LHT: Impressions After 200 Miles

I’ve now ridden just over 200 miles on my Surly Long Haul Trucker. It’s still too early to render a full verdict, but I can lay down some initial impressions:

  • Though I’d read some poor reviews of the WTB Slickasaurus tires, they haven’t been a problem so far. No flats, and they seem to roll reasonably fast with no handling problems. I’ve ridden them on both pavement and gravel (though I had to let some air out of the tires on gravel to soften the ride a bit).

  • The WTB SST saddle has likewise been trouble-free. Reasonably comfortable, no saddle sores, no numb bits. Granted, my longest ride is still only 30 miles, but so far so good.

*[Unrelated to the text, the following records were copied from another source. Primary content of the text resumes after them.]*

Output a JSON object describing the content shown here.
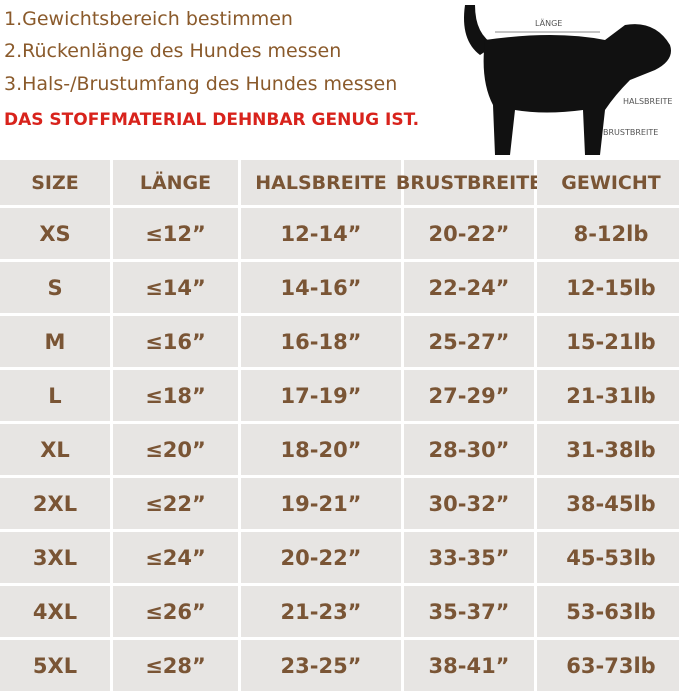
{
  "instructions": [
    "1.Gewichtsbereich bestimmen",
    "2.Rückenlänge des Hundes messen",
    "3.Hals-/Brustumfang des Hundes messen",
    "DAS STOFFMATERIAL DEHNBAR GENUG IST."
  ],
  "diagram": {
    "length": "LÄNGE",
    "neck": "HALSBREITE",
    "chest": "BRUSTBREITE"
  },
  "table": {
    "columns": [
      "SIZE",
      "LÄNGE",
      "HALSBREITE",
      "BRUSTBREITE",
      "GEWICHT"
    ],
    "rows": [
      [
        "XS",
        "≤12”",
        "12-14”",
        "20-22”",
        "8-12lb"
      ],
      [
        "S",
        "≤14”",
        "14-16”",
        "22-24”",
        "12-15lb"
      ],
      [
        "M",
        "≤16”",
        "16-18”",
        "25-27”",
        "15-21lb"
      ],
      [
        "L",
        "≤18”",
        "17-19”",
        "27-29”",
        "21-31lb"
      ],
      [
        "XL",
        "≤20”",
        "18-20”",
        "28-30”",
        "31-38lb"
      ],
      [
        "2XL",
        "≤22”",
        "19-21”",
        "30-32”",
        "38-45lb"
      ],
      [
        "3XL",
        "≤24”",
        "20-22”",
        "33-35”",
        "45-53lb"
      ],
      [
        "4XL",
        "≤26”",
        "21-23”",
        "35-37”",
        "53-63lb"
      ],
      [
        "5XL",
        "≤28”",
        "23-25”",
        "38-41”",
        "63-73lb"
      ]
    ]
  }
}
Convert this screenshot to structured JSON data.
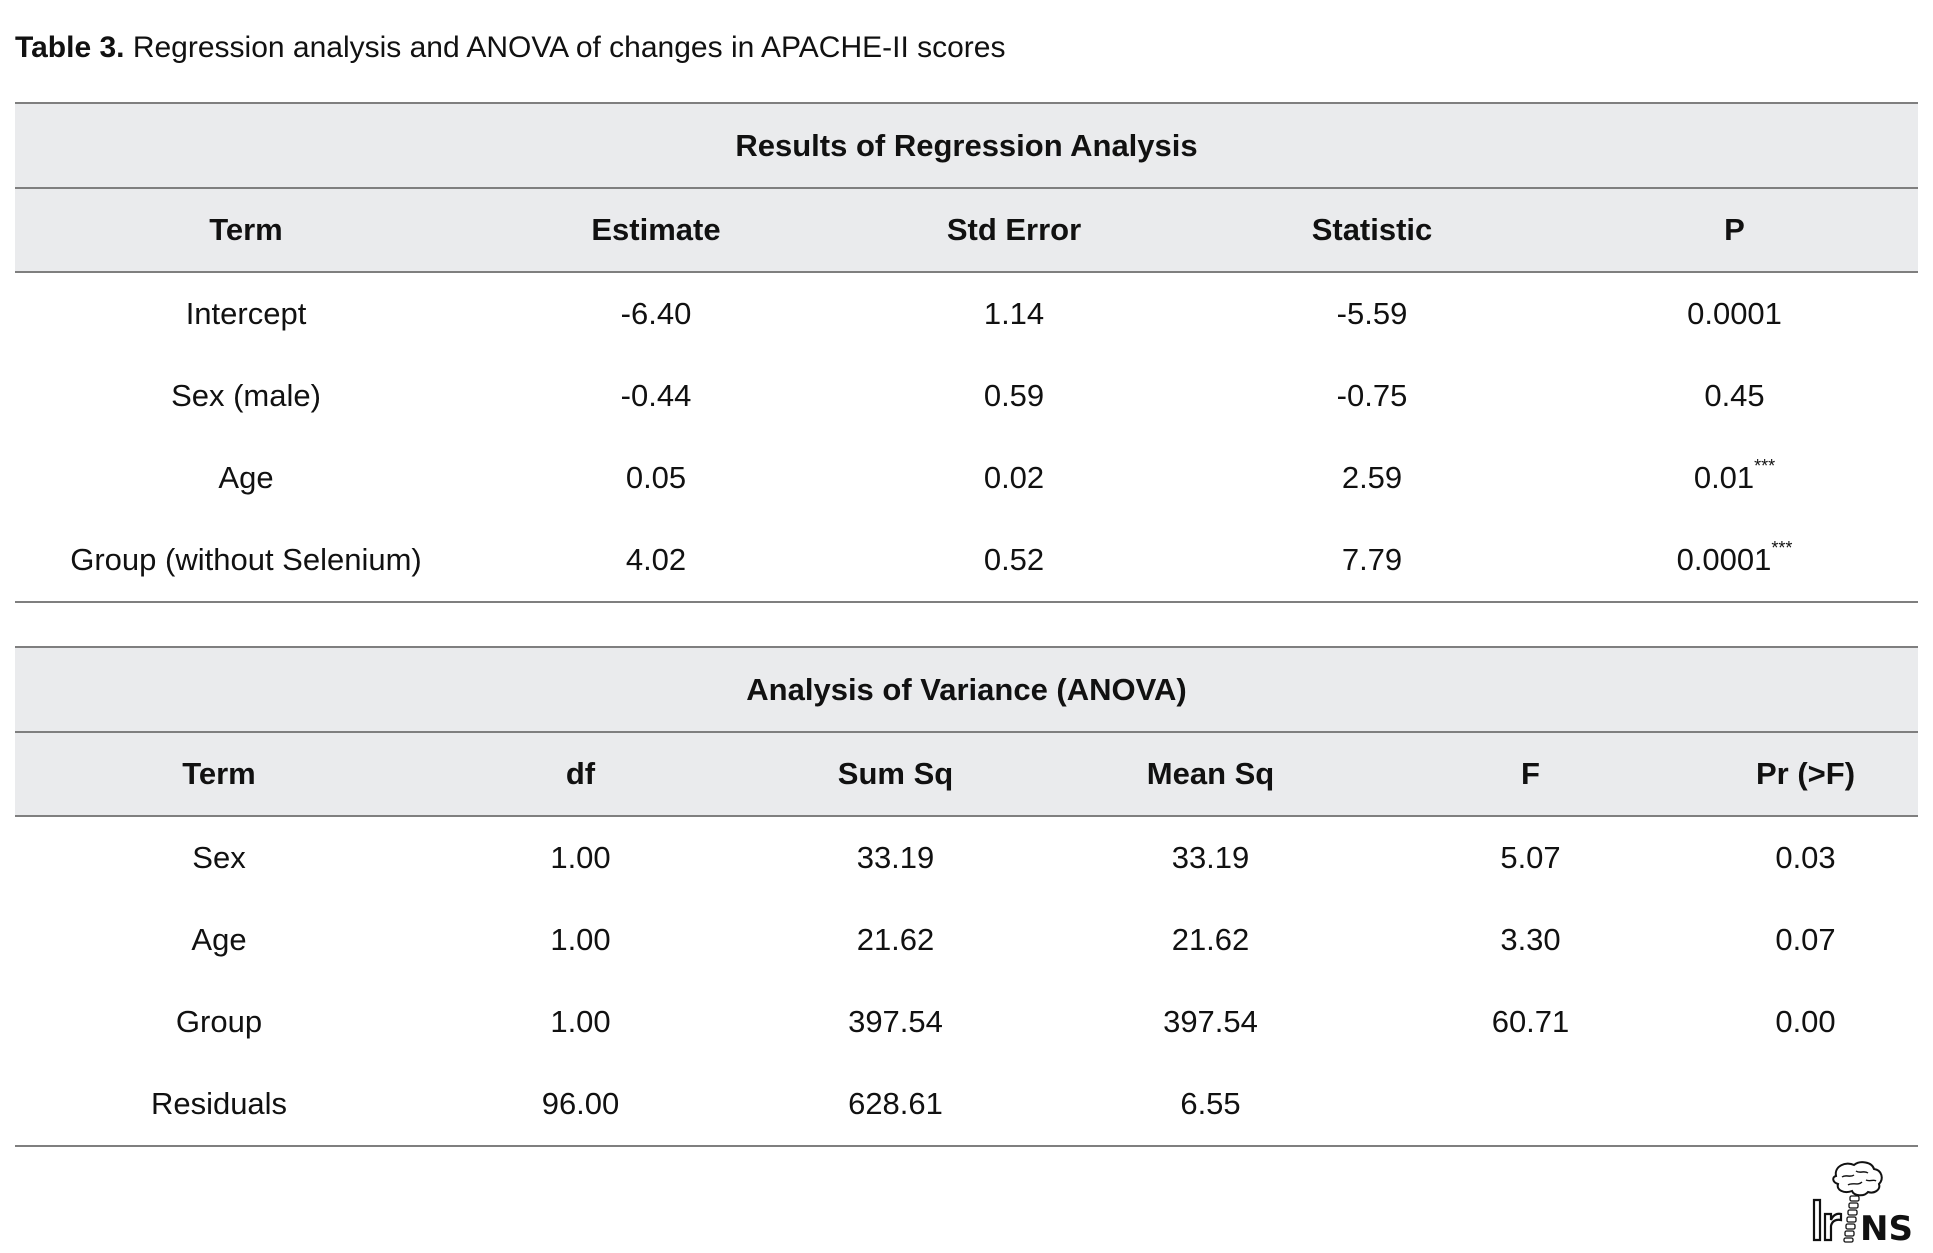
{
  "caption": {
    "label": "Table 3.",
    "text": " Regression analysis and ANOVA of changes in APACHE-II scores"
  },
  "regression": {
    "title": "Results of Regression Analysis",
    "headers": [
      "Term",
      "Estimate",
      "Std Error",
      "Statistic",
      "P"
    ],
    "rows": [
      {
        "term": "Intercept",
        "estimate": "-6.40",
        "std_error": "1.14",
        "statistic": "-5.59",
        "p": "0.0001",
        "p_mark": ""
      },
      {
        "term": "Sex (male)",
        "estimate": "-0.44",
        "std_error": "0.59",
        "statistic": "-0.75",
        "p": "0.45",
        "p_mark": ""
      },
      {
        "term": "Age",
        "estimate": "0.05",
        "std_error": "0.02",
        "statistic": "2.59",
        "p": "0.01",
        "p_mark": "***"
      },
      {
        "term": "Group (without Selenium)",
        "estimate": "4.02",
        "std_error": "0.52",
        "statistic": "7.79",
        "p": "0.0001",
        "p_mark": "***"
      }
    ]
  },
  "anova": {
    "title": "Analysis of Variance (ANOVA)",
    "headers": [
      "Term",
      "df",
      "Sum Sq",
      "Mean Sq",
      "F",
      "Pr (>F)"
    ],
    "rows": [
      {
        "term": "Sex",
        "df": "1.00",
        "sum_sq": "33.19",
        "mean_sq": "33.19",
        "f": "5.07",
        "pr": "0.03"
      },
      {
        "term": "Age",
        "df": "1.00",
        "sum_sq": "21.62",
        "mean_sq": "21.62",
        "f": "3.30",
        "pr": "0.07"
      },
      {
        "term": "Group",
        "df": "1.00",
        "sum_sq": "397.54",
        "mean_sq": "397.54",
        "f": "60.71",
        "pr": "0.00"
      },
      {
        "term": "Residuals",
        "df": "96.00",
        "sum_sq": "628.61",
        "mean_sq": "6.55",
        "f": "",
        "pr": ""
      }
    ]
  },
  "logo": {
    "text": "IrJNS",
    "icon": "brain-spine-logo-icon"
  }
}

  • I’m not terribly happy with the Tektro Oryx cantilever brakes. Yes, they work, but I really have to squeeze the levers hard to get much braking power. I was going down a steep, curvy, and muddy gravel road the other day, and had to ride the brakes all the way down, and if I’d had to really stop — and not just slow down — I’m not sure if I could have. I was squeezing the brakes really firmly as it was, and it was rather wearying. Not sure what the answer here is — get used to it?

  • No mechanical issues at all, other than some normal stretching in the rear derailleur cable, which I’ve been able to fix with the barrel adjusters.

  • The drop handlebars have taken some getting used to. Coming from a flat bar, they just felt weird at first. That feeling has faded as I’ve become acclimated to them, and they’re starting to feel more natural.

  • I may want to add some extra padding to a few key points on the handlebars, though. Even with padded gloves (plus another layer of fleece gloves over the top) I’ve felt the need for some extra cush. Mostly this occurs in two locations — when my hands are in the drops, with my weight near the shifters, and on the hoods, when my weight is on my palms right at the curve of the bars. The problem has improved a bit over time, so this may just be another incidence of acclimation…

  • The bar-end shifters have also taken some getting used to, but I think I’m going to be happy with them. They shift cleanly smoothly, and are easy to access. I like the friction shift on the front derailleur, which lets me tweak out chain rub at the extremes of the cassette.

  • Frame sizing seems good. I rode with a guy who’s very knowledgeable about these things, and he said the bike fit me well, that I appeared comfortable, with good form, and good power. That’s encouraging.

  • I swapped the frame bag for a rack trunk. Since I had the rear rack installed anyway, the trunk was only 5 oz. heavier than the frame bag, and it can hold a lot more, plus allows me to get rid of the fanny pack I was using for my phone and camera. I mounted my safety triangle reflector on the rear of the trunk, which worked out great — it’s in an optimal position, and doesn’t interfere too much with opening and closing the bag. The bag is an older REI Basic Rack Trunk that I picked up last year off eBay.

  • I still want to add fenders. I hate getting snow melt and gravel road mud splattered all over the frame and my legs. Still not sure which fenders I want yet. 60mm width or 45mm? Planet Bike or SKS? Silver or black?

  • Speed — I don’t feel particularly fast on this bike. It rolls well on the flats, but I don’t think it climbs particularly well. How much of that is the bike, and how much of that is my still recovering fitness from having ridden very little for a month? Still too early to really say for sure…

I’m looking forward to riding more, and giving another report, perhaps at 500 miles or so.

DirtBum Written by:

I enjoy riding bicycles all over -- city streets, suburbia, rural roads, gravel roads, dirt roads, rail-trails, and singletrack. I love exploring the countryside and finding the interesting and historical treasures hidden in plain sight. You can follow my rides on Strava.


  1. Jerry Brick
    January 31, 2009

    The bike sounds pretty good! Specialized makes gloves for road bikes that have a gel insert at the lower outside of your palms,that make a nice cushin for your hands when riding in the drops,I have had a pair for years,and love them.

  2. Steve Kettrey
    February 6, 2009

    Have you considered changing brake pads? The stock pads are crap so I switched to Aztecs which have much better feel and stopping power. You can get them at Performance. A lot of people use Kool Stops, too. I`ve always had decent results with Tektro brakes, but their pads–crap.